You have limited management capabilities for the system’s TUNs: create, delete, and change routing tables. While not too granular, test runs showed that it’s enough in most cases.
Also, on top of just being notified about any TUN changes, it will check your routes for overlaps and will not allow you to make the network behave unexpectedly.
This is also the reason why v1.0.0 server supports only Linux: managing TUNs on other platforms requires some effort, and since I don’t have the need for windows/darwin server, I skipped this feature for now.
Loopback routing
I found myself leaning back to solutions like Chisel when I needed to access the local services of the host that I use as a pivot point. And since the networking is already virtualized with gVisor, it’s quite easy to hook additional logic in there: you can create a TUN with a “loopback” flag, which makes all the traffic going through it be routed to the localhost.
It allows you to create arbitrary routing to the loopback interface of the pivot itself, which eliminates the need for additional tools in such cases.
Dynamic agent binary
Again, more of a usability feature, but I hate having input parameters or flags in my malicious binaries. It also makes it awkward to run them in-memory too.

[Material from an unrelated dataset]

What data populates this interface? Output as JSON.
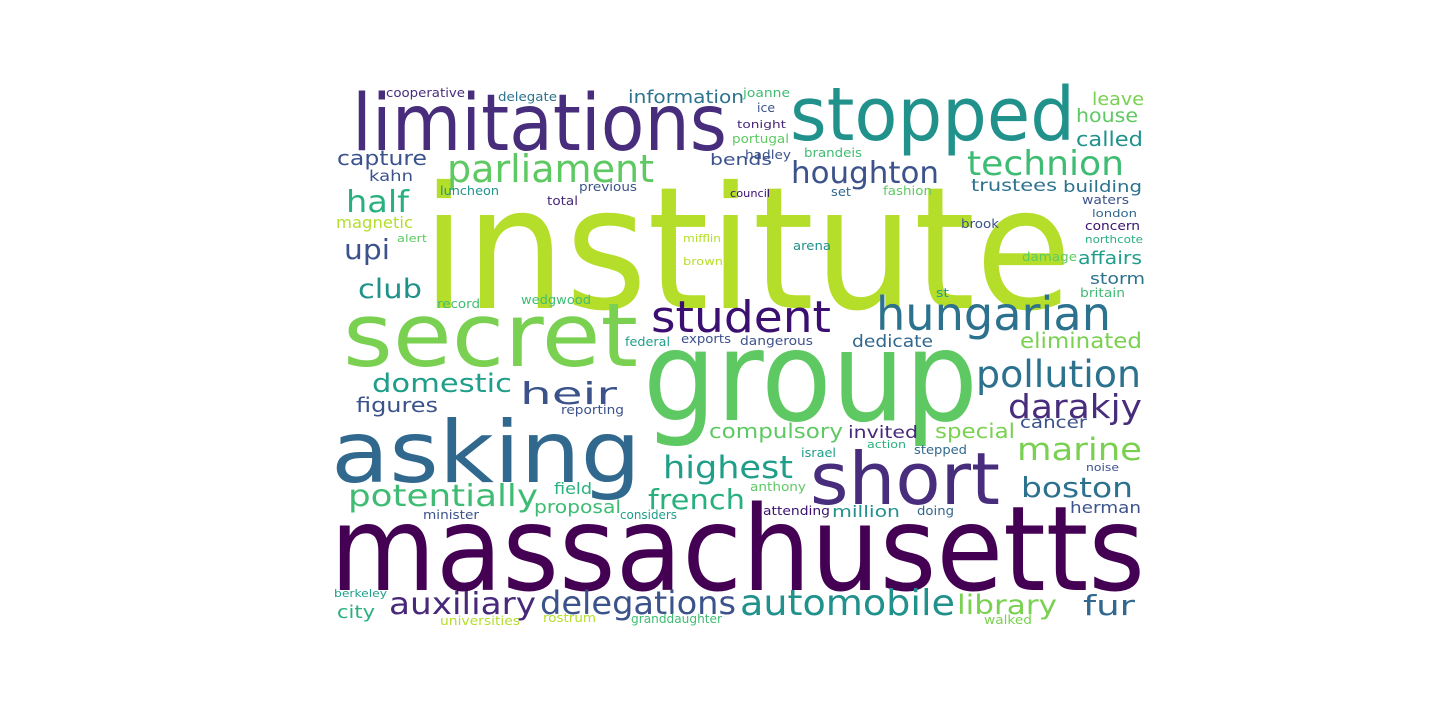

So, now you generate an agent dynamically like you’re used to with your C2’s beacons. It embeds unique mTLS certificate in there, all the options you might need, and as a bonus of me borrowing code from Sliver, it can also obfuscate the binary with Garble.
This tool is not stealthy at all, but I figured, why bother removing obfuscation capability, if it’s already in there, right?
Independent listeners
The original implementation of listeners is tied to the server and it wouldn’t work properly if the server isn’t reachable. I didn’t have any problems with that, but it just felt weird and I didn’t find any reason for them to be so tightly bound.
In my version, they act like independent redirectors. You can probably find more uses for this functionality, than just chaining agents together. For example, you can use them as lightweight redirectors for your C2 traffic or something.
Future work
This final solution solved all of the problems that I had, but I can’t say that I’m 100% satisfied with the code quality and some of the design decisions I made along the way.
I also kept the original server<->agent protocol, which was horrible in terms of usability. It worked out in the end, but I think it requires a complete overhaul.
Furthermore, I feel like the whole management interface can be simplified and the overview of network map could be made for friendly. Maybe even removing direct TUN management altogether could be a good idea, make it more automated.
The pattern I chose for storing agents, listeners, and TUNs feels a little bit raw and the overall internal architecture of the server is probably not the best.
There are also features I omitted because I didn’t find too much benefit in them, but they might be quite useful for someone else. For example, supporting UDP redirection or a more robust certificate management and a capability to revoke certificates of compromised agents.
If I get any suggestions for the new features, I might think about all of it again, we’ll see.